Yesterday I participated in a 4hr virtual symposium called ‘Disruption 2020’ run by the MIT Sloan Management Review. If you are interested in disruptive innovation and strategic management, this was a brilliant session with experts including Scott Anthony (Innosight), Amy Webb (NYU Professor and Founder, Future Today Institute), and Rita Gunter McGrath (Professor, Columbia Business School).

They have an edition dedicated to it which you can see here.

The VC session was run on GoToWebinar, one of the traditional VC incumbent firms founded in 2004. Unfortunately, the technology didn’t work that well. If I had to rate the user experience of the technology on a scale of 0-10, with 10 being perfect, I would give it a 5.

Every speaker and host (there were 8 or so speakers and 2 hosts) had issues. One had to drop out then come back in. A few speakers could only speak as the VC wasn’t working. Some had constant cutting out or freezing throughout.

It is unclear why these issues were occurring, and who exactly is responsible. Whether it is GoToWebinar, internet bandwidth, home wifi, 4G, human error or something else, this shouldn’t be an issue in 2020. For me, this feels like what dial-up internet was in the early 2000s.

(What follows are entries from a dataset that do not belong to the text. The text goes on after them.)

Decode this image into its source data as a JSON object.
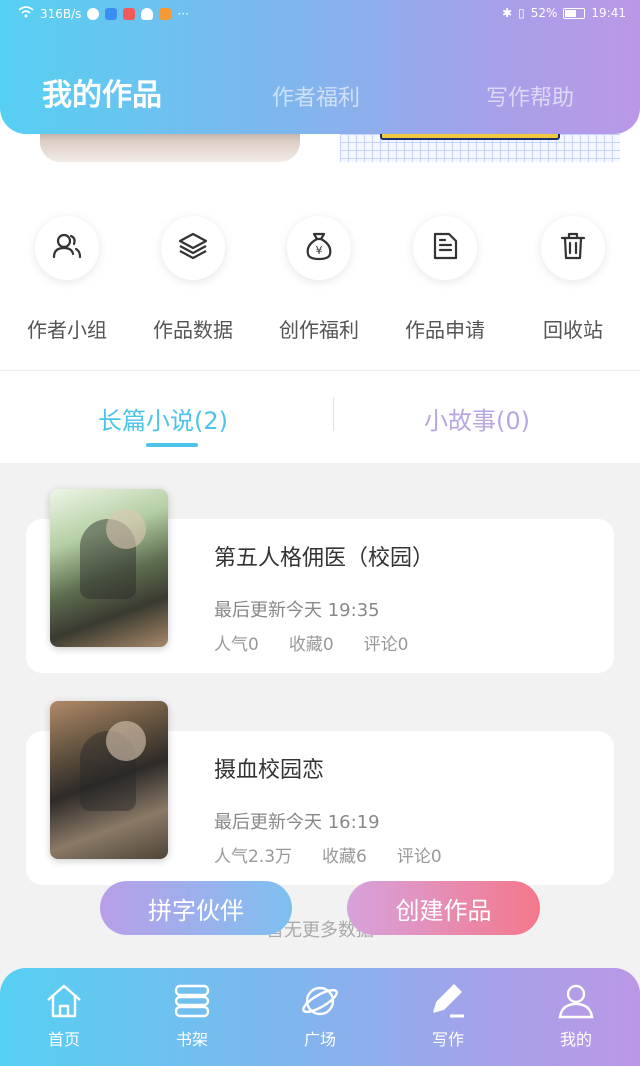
{
  "status_bar": {
    "network_speed": "316B/s",
    "battery": "52%",
    "time": "19:41",
    "more": "···"
  },
  "header": {
    "tabs": [
      "我的作品",
      "作者福利",
      "写作帮助"
    ]
  },
  "actions": [
    {
      "label": "作者小组",
      "icon": "group-icon"
    },
    {
      "label": "作品数据",
      "icon": "layers-icon"
    },
    {
      "label": "创作福利",
      "icon": "money-bag-icon"
    },
    {
      "label": "作品申请",
      "icon": "document-icon"
    },
    {
      "label": "回收站",
      "icon": "trash-icon"
    }
  ],
  "work_tabs": {
    "long": "长篇小说(2)",
    "short": "小故事(0)"
  },
  "works": [
    {
      "title": "第五人格佣医（校园）",
      "updated": "最后更新今天 19:35",
      "popularity": "人气0",
      "favorites": "收藏0",
      "comments": "评论0"
    },
    {
      "title": "摄血校园恋",
      "updated": "最后更新今天 16:19",
      "popularity": "人气2.3万",
      "favorites": "收藏6",
      "comments": "评论0"
    }
  ],
  "no_more": "暂无更多数据",
  "buttons": {
    "partner": "拼字伙伴",
    "create": "创建作品"
  },
  "bottom_nav": [
    {
      "label": "首页",
      "icon": "home-icon"
    },
    {
      "label": "书架",
      "icon": "bookshelf-icon"
    },
    {
      "label": "广场",
      "icon": "planet-icon"
    },
    {
      "label": "写作",
      "icon": "pen-icon"
    },
    {
      "label": "我的",
      "icon": "profile-icon"
    }
  ],
  "colors": {
    "accent_blue": "#4cc4e8",
    "accent_purple": "#b9a6e0",
    "create_button": "#f4788a"
  }
}
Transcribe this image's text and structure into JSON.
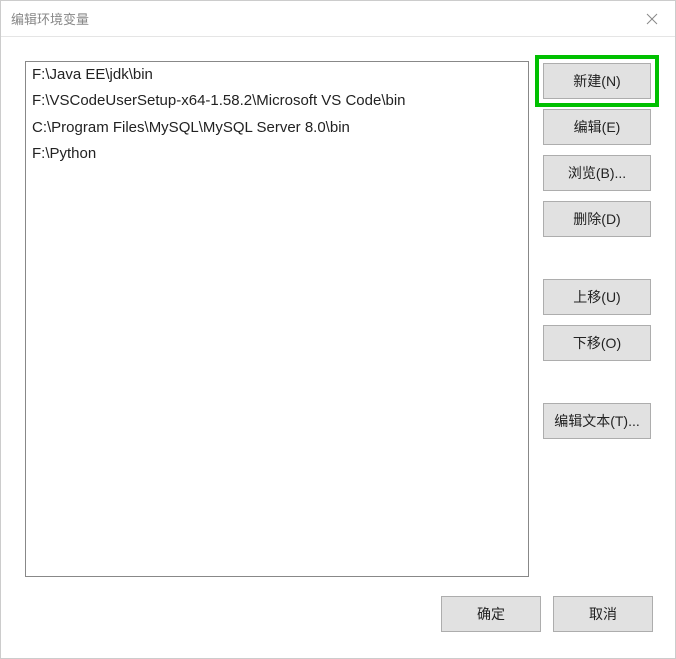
{
  "titlebar": {
    "title": "编辑环境变量"
  },
  "list": {
    "items": [
      "F:\\Java EE\\jdk\\bin",
      "F:\\VSCodeUserSetup-x64-1.58.2\\Microsoft VS Code\\bin",
      "C:\\Program Files\\MySQL\\MySQL Server 8.0\\bin",
      "F:\\Python"
    ]
  },
  "buttons": {
    "new": "新建(N)",
    "edit": "编辑(E)",
    "browse": "浏览(B)...",
    "delete": "删除(D)",
    "moveUp": "上移(U)",
    "moveDown": "下移(O)",
    "editText": "编辑文本(T)...",
    "ok": "确定",
    "cancel": "取消"
  }
}
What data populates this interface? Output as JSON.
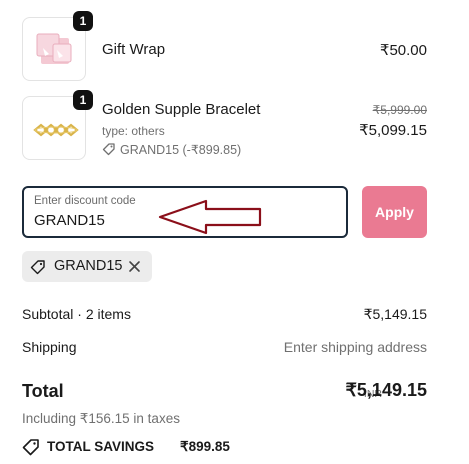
{
  "items": [
    {
      "name": "Gift Wrap",
      "quantity": "1",
      "price": "₹50.00",
      "thumb_icon": "gift-wrap-image"
    },
    {
      "name": "Golden Supple Bracelet",
      "quantity": "1",
      "type": "type: others",
      "discount_tag": "GRAND15 (-₹899.85)",
      "original_price": "₹5,999.00",
      "price": "₹5,099.15",
      "thumb_icon": "bracelet-image"
    }
  ],
  "discount": {
    "label": "Enter discount code",
    "value": "GRAND15",
    "apply_label": "Apply",
    "applied_code": "GRAND15"
  },
  "summary": {
    "subtotal_label": "Subtotal · 2 items",
    "subtotal_value": "₹5,149.15",
    "shipping_label": "Shipping",
    "shipping_value": "Enter shipping address",
    "total_label": "Total",
    "currency": "INR",
    "total_value": "₹5,149.15",
    "taxes": "Including ₹156.15 in taxes",
    "savings_label": "TOTAL SAVINGS",
    "savings_value": "₹899.85"
  },
  "colors": {
    "apply_button": "#ea7a92",
    "field_border": "#1b2a3a",
    "annotation_arrow": "#8b0f1a"
  }
}
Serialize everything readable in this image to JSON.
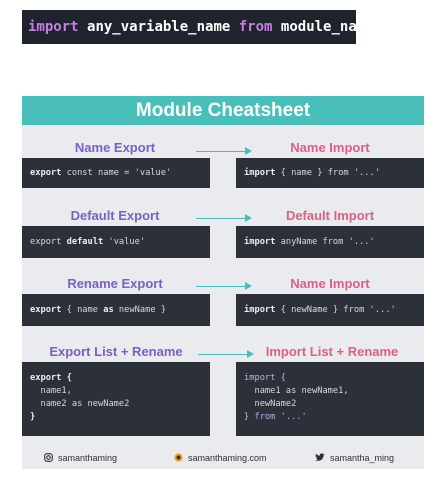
{
  "top_strip": {
    "kw1": "import",
    "var": "any_variable_name",
    "kw2": "from",
    "module": "module_name"
  },
  "sheet": {
    "title": "Module Cheatsheet",
    "rows": [
      {
        "export_label": "Name Export",
        "import_label": "Name Import",
        "export_code": [
          "export",
          " const name = 'value'"
        ],
        "import_code": [
          "import",
          " { name } from '...'"
        ]
      },
      {
        "export_label": "Default Export",
        "import_label": "Default Import",
        "export_code": [
          "export",
          " default",
          " 'value'"
        ],
        "import_code": [
          "import",
          " anyName from '...'"
        ]
      },
      {
        "export_label": "Rename Export",
        "import_label": "Name Import",
        "export_code": [
          "export",
          " { name ",
          "as",
          " newName }"
        ],
        "import_code": [
          "import",
          " { newName } from '...'"
        ]
      },
      {
        "export_label": "Export List + Rename",
        "import_label": "Import List + Rename",
        "export_lines": [
          "export {",
          "  name1,",
          "  name2 as newName2",
          "}"
        ],
        "import_lines": [
          "import {",
          "  name1 as newName1,",
          "  newName2",
          "} from '...'"
        ]
      }
    ]
  },
  "footer": {
    "instagram": "samanthaming",
    "website": "samanthaming.com",
    "twitter": "samantha_ming"
  },
  "colors": {
    "header": "#49bfbb",
    "export_label": "#7a5fc8",
    "import_label": "#e05d85",
    "code_bg": "#2c3038"
  }
}
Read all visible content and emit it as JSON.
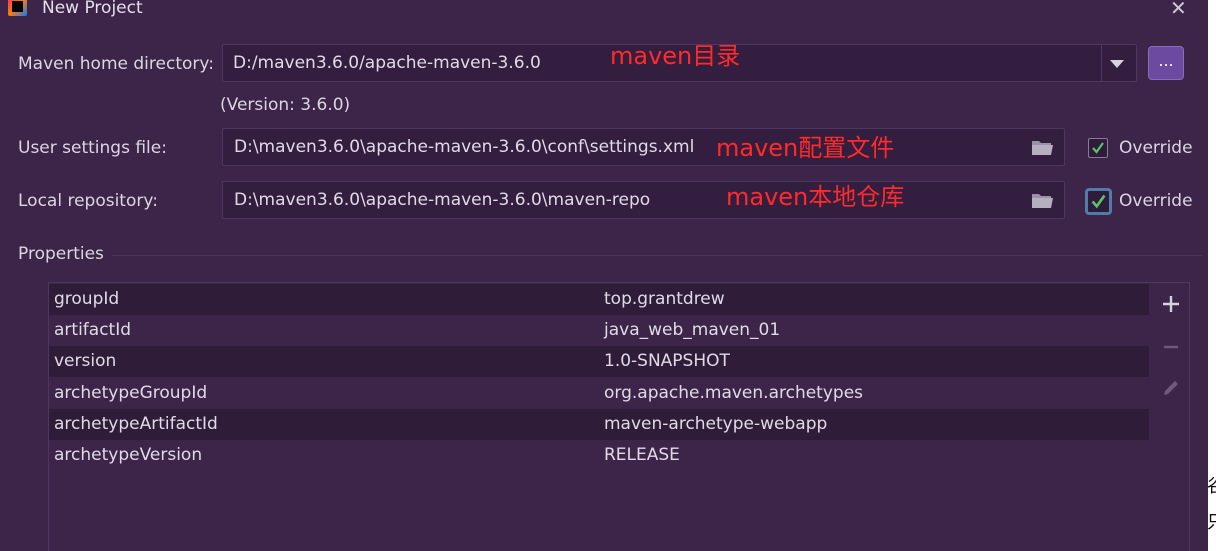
{
  "window": {
    "title": "New Project",
    "close_glyph": "✕"
  },
  "maven_home": {
    "label": "Maven home directory:",
    "value": "D:/maven3.6.0/apache-maven-3.6.0",
    "browse_label": "...",
    "version_text": "(Version: 3.6.0)"
  },
  "user_settings": {
    "label": "User settings file:",
    "value": "D:\\maven3.6.0\\apache-maven-3.6.0\\conf\\settings.xml",
    "override_label": "Override",
    "override_checked": true
  },
  "local_repo": {
    "label": "Local repository:",
    "value": "D:\\maven3.6.0\\apache-maven-3.6.0\\maven-repo",
    "override_label": "Override",
    "override_checked": true
  },
  "annotations": {
    "home": "maven目录",
    "settings": "maven配置文件",
    "repo": "maven本地仓库"
  },
  "properties": {
    "title": "Properties",
    "rows": [
      {
        "key": "groupId",
        "value": "top.grantdrew"
      },
      {
        "key": "artifactId",
        "value": "java_web_maven_01"
      },
      {
        "key": "version",
        "value": "1.0-SNAPSHOT"
      },
      {
        "key": "archetypeGroupId",
        "value": "org.apache.maven.archetypes"
      },
      {
        "key": "archetypeArtifactId",
        "value": "maven-archetype-webapp"
      },
      {
        "key": "archetypeVersion",
        "value": "RELEASE"
      }
    ]
  },
  "toolbar": {
    "add_icon": "plus-icon",
    "remove_icon": "minus-icon",
    "edit_icon": "pencil-icon"
  },
  "colors": {
    "dialog_bg": "#3c2548",
    "field_bg": "#331e3f",
    "annotation": "#ff2a2a",
    "check": "#5cc36a",
    "browse_button": "#6b4aa0"
  },
  "background_window": {
    "glyph_top": "谷",
    "glyph_bottom": "只"
  }
}
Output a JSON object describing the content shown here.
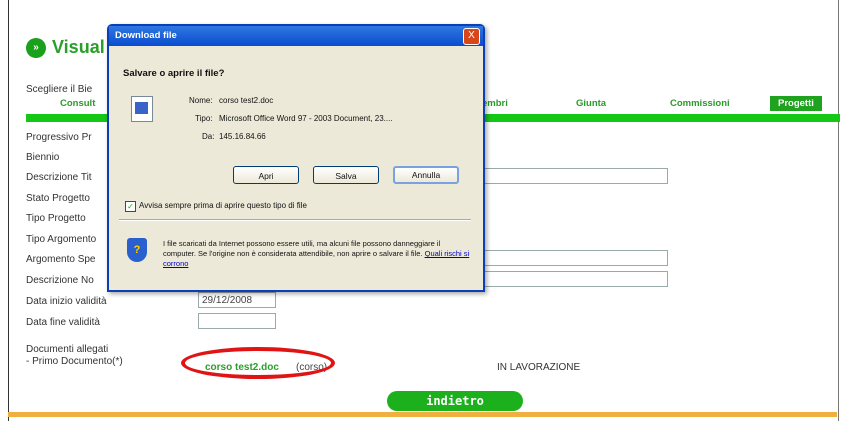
{
  "page": {
    "title": "Visual",
    "choose_label": "Scegliere il Bie",
    "tabs": [
      {
        "label": "Consult",
        "active": false
      },
      {
        "label": "embri",
        "active": false
      },
      {
        "label": "Giunta",
        "active": false
      },
      {
        "label": "Commissioni",
        "active": false
      },
      {
        "label": "Progetti",
        "active": true
      }
    ],
    "form_labels": {
      "progressivo": "Progressivo Pr",
      "biennio": "Biennio",
      "descrizione_titolo": "Descrizione Tit",
      "stato_progetto": "Stato Progetto",
      "tipo_progetto": "Tipo Progetto",
      "tipo_argomento": "Tipo Argomento",
      "argomento_spec": "Argomento Spe",
      "descrizione_note": "Descrizione No",
      "data_inizio": "Data inizio validità",
      "data_fine": "Data fine validità"
    },
    "data_inizio_value": "29/12/2008",
    "data_fine_value": "",
    "documents_label_1": "Documenti allegati",
    "documents_label_2": "- Primo Documento(*)",
    "document_link": "corso test2.doc",
    "document_suffix": "(corso)",
    "status": "IN LAVORAZIONE",
    "back_button": "indietro"
  },
  "dialog": {
    "title": "Download file",
    "close_label": "X",
    "question": "Salvare o aprire il file?",
    "name_label": "Nome:",
    "name_value": "corso test2.doc",
    "type_label": "Tipo:",
    "type_value": "Microsoft Office Word 97 - 2003 Document, 23....",
    "from_label": "Da:",
    "from_value": "145.16.84.66",
    "open_button": "Apri",
    "save_button": "Salva",
    "cancel_button": "Annulla",
    "checkbox_label": "Avvisa sempre prima di aprire questo tipo di file",
    "checkbox_checked": true,
    "checkbox_mark": "✓",
    "warning_text": "I file scaricati da Internet possono essere utili, ma alcuni file possono danneggiare il computer. Se l'origine non è considerata attendibile, non aprire o salvare il file.",
    "warning_link": "Quali rischi si corrono",
    "shield_mark": "?"
  },
  "icons": {
    "title_icon": "double-arrow-icon",
    "title_icon_glyph": "»",
    "file_icon": "word-document-icon",
    "shield_icon": "security-shield-icon"
  },
  "colors": {
    "accent_green": "#2aa02a",
    "tab_bar_green": "#15c815",
    "dialog_blue": "#0a4cd0",
    "highlight_red": "#e01414",
    "footer_orange": "#f0b040"
  }
}
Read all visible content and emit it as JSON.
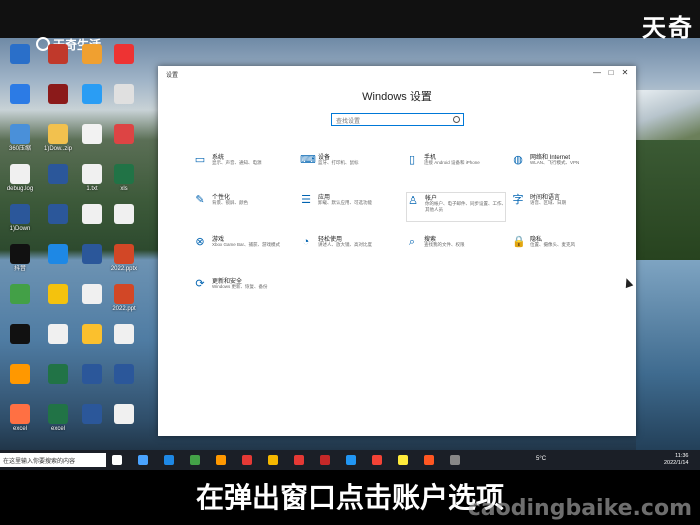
{
  "overlay": {
    "top_left_logo": "天奇生活",
    "top_right_brand": "天奇",
    "subtitle": "在弹出窗口点击账户选项",
    "watermark": "caodingbaike.com"
  },
  "desktop_icons": [
    {
      "label": "",
      "color": "#2a6fc9"
    },
    {
      "label": "",
      "color": "#c0392b"
    },
    {
      "label": "",
      "color": "#f0a030"
    },
    {
      "label": "",
      "color": "#e33"
    },
    {
      "label": "",
      "color": "#2c7be5"
    },
    {
      "label": "",
      "color": "#8b1a1a"
    },
    {
      "label": "",
      "color": "#2a9df4"
    },
    {
      "label": "",
      "color": "#e0e0e0"
    },
    {
      "label": "360压缩",
      "color": "#4a90d9"
    },
    {
      "label": "1)Dow..zip",
      "color": "#f2c14e"
    },
    {
      "label": "",
      "color": "#f2f2f2"
    },
    {
      "label": "",
      "color": "#d44"
    },
    {
      "label": "debug.log",
      "color": "#f0f0f0"
    },
    {
      "label": "",
      "color": "#2b579a"
    },
    {
      "label": "1.txt",
      "color": "#f0f0f0"
    },
    {
      "label": "xls",
      "color": "#217346"
    },
    {
      "label": "1)Down",
      "color": "#2b579a"
    },
    {
      "label": "",
      "color": "#2b579a"
    },
    {
      "label": "",
      "color": "#f0f0f0"
    },
    {
      "label": "",
      "color": "#f0f0f0"
    },
    {
      "label": "抖音",
      "color": "#111"
    },
    {
      "label": "",
      "color": "#1e88e5"
    },
    {
      "label": "",
      "color": "#2b579a"
    },
    {
      "label": "2022.pptx",
      "color": "#d24726"
    },
    {
      "label": "",
      "color": "#43a047"
    },
    {
      "label": "",
      "color": "#f4c20d"
    },
    {
      "label": "",
      "color": "#f0f0f0"
    },
    {
      "label": "2022.ppt",
      "color": "#d24726"
    },
    {
      "label": "",
      "color": "#111"
    },
    {
      "label": "",
      "color": "#f0f0f0"
    },
    {
      "label": "",
      "color": "#fbc02d"
    },
    {
      "label": "",
      "color": "#f0f0f0"
    },
    {
      "label": "",
      "color": "#ff9800"
    },
    {
      "label": "",
      "color": "#217346"
    },
    {
      "label": "",
      "color": "#2b579a"
    },
    {
      "label": "",
      "color": "#2b579a"
    },
    {
      "label": "excel",
      "color": "#ff7043"
    },
    {
      "label": "excel",
      "color": "#217346"
    },
    {
      "label": "",
      "color": "#2b579a"
    },
    {
      "label": "",
      "color": "#f0f0f0"
    }
  ],
  "window": {
    "title": "设置",
    "heading": "Windows 设置",
    "search_placeholder": "查找设置",
    "controls": [
      "—",
      "□",
      "✕"
    ],
    "tiles": [
      {
        "name": "系统",
        "desc": "显示、声音、通知、电源",
        "icon": "laptop-icon",
        "glyph": "▭",
        "highlight": false
      },
      {
        "name": "设备",
        "desc": "蓝牙、打印机、鼠标",
        "icon": "devices-icon",
        "glyph": "⌨",
        "highlight": false
      },
      {
        "name": "手机",
        "desc": "连接 Android 设备和 iPhone",
        "icon": "phone-icon",
        "glyph": "▯",
        "highlight": false
      },
      {
        "name": "网络和 Internet",
        "desc": "WLAN、飞行模式、VPN",
        "icon": "globe-icon",
        "glyph": "◍",
        "highlight": false
      },
      {
        "name": "个性化",
        "desc": "背景、锁屏、颜色",
        "icon": "personalization-icon",
        "glyph": "✎",
        "highlight": false
      },
      {
        "name": "应用",
        "desc": "卸载、默认应用、可选功能",
        "icon": "apps-icon",
        "glyph": "☰",
        "highlight": false
      },
      {
        "name": "帐户",
        "desc": "你的帐户、电子邮件、同步设置、工作、其他人员",
        "icon": "account-icon",
        "glyph": "♙",
        "highlight": true
      },
      {
        "name": "时间和语言",
        "desc": "语音、区域、日期",
        "icon": "time-language-icon",
        "glyph": "字",
        "highlight": false
      },
      {
        "name": "游戏",
        "desc": "Xbox Game Bar、捕获、游戏模式",
        "icon": "xbox-icon",
        "glyph": "⊗",
        "highlight": false
      },
      {
        "name": "轻松使用",
        "desc": "讲述人、放大镜、高对比度",
        "icon": "ease-of-access-icon",
        "glyph": "◔",
        "highlight": false
      },
      {
        "name": "搜索",
        "desc": "查找我的文件、权限",
        "icon": "search-icon",
        "glyph": "⌕",
        "highlight": false
      },
      {
        "name": "隐私",
        "desc": "位置、摄像头、麦克风",
        "icon": "lock-icon",
        "glyph": "🔒",
        "highlight": false
      },
      {
        "name": "更新和安全",
        "desc": "Windows 更新、恢复、备份",
        "icon": "update-icon",
        "glyph": "⟳",
        "highlight": false
      }
    ]
  },
  "taskbar": {
    "search_text": "在这里输入你要搜索的内容",
    "weather": "5°C",
    "time": "11:36",
    "date": "2022/1/14",
    "icons": [
      "#fff",
      "#4aa3ff",
      "#1e88e5",
      "#43a047",
      "#ff9800",
      "#e53935",
      "#f5b800",
      "#e53935",
      "#c62828",
      "#2196f3",
      "#f44336",
      "#ffeb3b",
      "#ff5722",
      "#888"
    ]
  }
}
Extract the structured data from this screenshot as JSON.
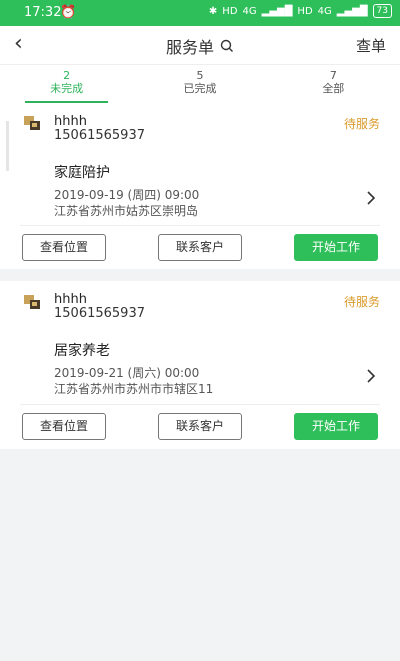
{
  "statusbar": {
    "time": "17:32",
    "alarm_icon": "alarm-clock-icon",
    "bluetooth_icon": "bluetooth-icon",
    "hd1": "HD",
    "net": "4G",
    "hd2": "HD",
    "net2": "4G",
    "battery": "73"
  },
  "header": {
    "title": "服务单",
    "search_icon": "search-icon",
    "right_action": "查单",
    "back_icon": "back-arrow-icon"
  },
  "tabs": [
    {
      "count": "2",
      "label": "未完成",
      "active": true
    },
    {
      "count": "5",
      "label": "已完成",
      "active": false
    },
    {
      "count": "7",
      "label": "全部",
      "active": false
    }
  ],
  "orders": [
    {
      "name": "hhhh",
      "phone": "15061565937",
      "status": "待服务",
      "service": "家庭陪护",
      "datetime": "2019-09-19 (周四) 09:00",
      "address": "江苏省苏州市姑苏区崇明岛",
      "actions": {
        "location": "查看位置",
        "contact": "联系客户",
        "start": "开始工作"
      }
    },
    {
      "name": "hhhh",
      "phone": "15061565937",
      "status": "待服务",
      "service": "居家养老",
      "datetime": "2019-09-21 (周六) 00:00",
      "address": "江苏省苏州市苏州市市辖区11",
      "actions": {
        "location": "查看位置",
        "contact": "联系客户",
        "start": "开始工作"
      }
    }
  ],
  "colors": {
    "accent": "#2fbf5a",
    "status": "#d99a2b"
  }
}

Clearly these are the fundamental CX issues which have enabled a young start-up (Zoom) to rapidly scale across B2B and B2C with a powerful value proposition focusing on the B2B SaaS Playbook: ease of use, integrations, free or flexible pricing, and better performance. I wrote a post recently on how impressed I was a few months ago in being able to easily host a global conference hosted by Seth Godin with many hundreds of people.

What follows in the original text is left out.